Horticultural oil sprays should be applied when temperatures are above 45 °F and below 90 °F. Spuit altijd laat in de avond om de droogtijd te vertragen en de effectiviteit te verhogen, en wanneer er gedurende 24 uur geen regen wordt voorspeld. |
Aantekeningen over veiligheid en behandeling met insecticiden: Veel cultivars van de crape myrtles kunnen zeer hoog worden, sommige wel 20 of 30 meter. Dit kan een belangrijk veiligheidsprobleem opleveren voor de persoon die de planten besproeit voor de bestrijding van insectenplagen, terwijl hij probeert een goede dekking te krijgen op een hoge crape myrtle. Spuit niet als het waait en draag de aanbevolen beschermende kleding die op het etiket staat, vooral als de planten hoog zijn. Door de crape myrtle licht te snoeien, kan de hoogte enigszins worden teruggebracht en kunnen de aanwezige bloemen worden verwijderd om het effect van de bifenthrinne-insecticidebespuiting op bestuivers te verminderen. Dit zorgt ook voor een betere dekking van de spuitnevel. Snoei en bespuit vervolgens met het mengsel van bifenthrin en tuinbouwolie. Herhaal de bespuiting over 2 weken en herhaal 2 weken later, wat zal zijn voordat de crape myrtle weer begint te bloeien. Houd er rekening mee dat er een verwaaiing kan optreden als gevolg van het sproeien naar boven, en dat het insecticide invloed kan hebben op bestuivers van nabijgelegen bloeiende struiken en kruidachtige planten. Daarom is de beste tijd om te spuiten in de zeer late avond om het effect op bestuivers te verminderen.
Voor het gebruik van bodemsystemische behandelingen (dinotefuran) is de toe te passen hoeveelheid gebaseerd op de hoogte van de crape myrtle (indien struikvormig) of de cumulatieve diameters van de stammen (indien hoog en boomvormig). Daarom kan een lichte snoeibeurt, waardoor de hoogte afneemt, de hoeveelheid product die nodig is om de plant te behandelen, verminderen. De bodemsystemische insecticiden kunnen een gering schadelijk effect hebben op bestuivende insecten die zich voeden met het stuifmeel en de nectar, maar dit zou een veel kleiner effect moeten hebben dan het bespuiten van een plant in bloei, waarbij de bestuivende insecten waarschijnlijk zouden worden gedood. Het snoeien zal de bloei vertragen en dit schadelijke effect verminderen. Een gronddrench is veel veiliger voor de toepasser en voor de bescherming van in het wild levende dieren en nuttige insecten (aangezien deze zich niet met de plant voeden), veel meer dan het sproeien van een insecticide over de hele plant.

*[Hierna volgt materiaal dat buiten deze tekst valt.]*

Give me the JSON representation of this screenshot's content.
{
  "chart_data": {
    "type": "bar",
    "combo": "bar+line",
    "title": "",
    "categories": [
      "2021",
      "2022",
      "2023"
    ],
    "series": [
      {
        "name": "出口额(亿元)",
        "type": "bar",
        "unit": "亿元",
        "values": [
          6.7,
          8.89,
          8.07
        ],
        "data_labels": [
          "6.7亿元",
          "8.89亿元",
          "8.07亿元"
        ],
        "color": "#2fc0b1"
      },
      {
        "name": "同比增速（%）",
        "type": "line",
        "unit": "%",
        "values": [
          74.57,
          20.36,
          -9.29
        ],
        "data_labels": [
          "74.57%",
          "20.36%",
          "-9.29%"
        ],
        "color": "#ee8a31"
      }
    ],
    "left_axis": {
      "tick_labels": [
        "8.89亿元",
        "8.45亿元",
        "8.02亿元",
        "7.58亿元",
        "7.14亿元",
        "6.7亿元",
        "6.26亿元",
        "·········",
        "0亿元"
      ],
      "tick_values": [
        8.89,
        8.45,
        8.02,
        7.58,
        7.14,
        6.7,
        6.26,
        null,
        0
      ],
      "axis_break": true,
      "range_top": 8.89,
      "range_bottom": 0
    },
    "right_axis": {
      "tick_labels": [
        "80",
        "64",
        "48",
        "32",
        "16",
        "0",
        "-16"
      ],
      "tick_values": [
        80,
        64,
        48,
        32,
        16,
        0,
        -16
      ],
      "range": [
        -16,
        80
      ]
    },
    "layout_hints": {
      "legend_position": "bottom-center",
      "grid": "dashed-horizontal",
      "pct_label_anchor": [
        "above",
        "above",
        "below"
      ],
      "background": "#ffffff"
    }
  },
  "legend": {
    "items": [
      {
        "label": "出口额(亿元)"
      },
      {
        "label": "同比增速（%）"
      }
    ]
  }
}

Als men echter niet wil sproeien of een gronddrench met een insecticide op de crape myrtles wil aanbrengen, is er nog een andere optie. Als de plant zwaar is aangetast, snijdt u de crape myrtle gelijk met de grond af. Verbrand de verwijderde stam en takken onmiddellijk, of snijd ze in stukken en doe ze in vuilniszakken voor de vuilnisophaaldienst. Zet de struik niet op de stoep voor de gewone vuilophaaldienst. Eenmaal gekapt, zullen de stronken zeer snel uitlopers vormen. Kies drie scheuten die op gelijke afstand van elkaar rond de afgezaagde stronk liggen. Snoei de rest weg. Mulch rond het plantgebied om de stronk te bedekken. Bemest de uitlopers in het voorjaar twee keer (1 april en half mei) met een langzaam werkende & meststof voor bomen en struiken, en binnen 3 jaar zal de crape myrtle weer een prachtige bloeiende plant zijn.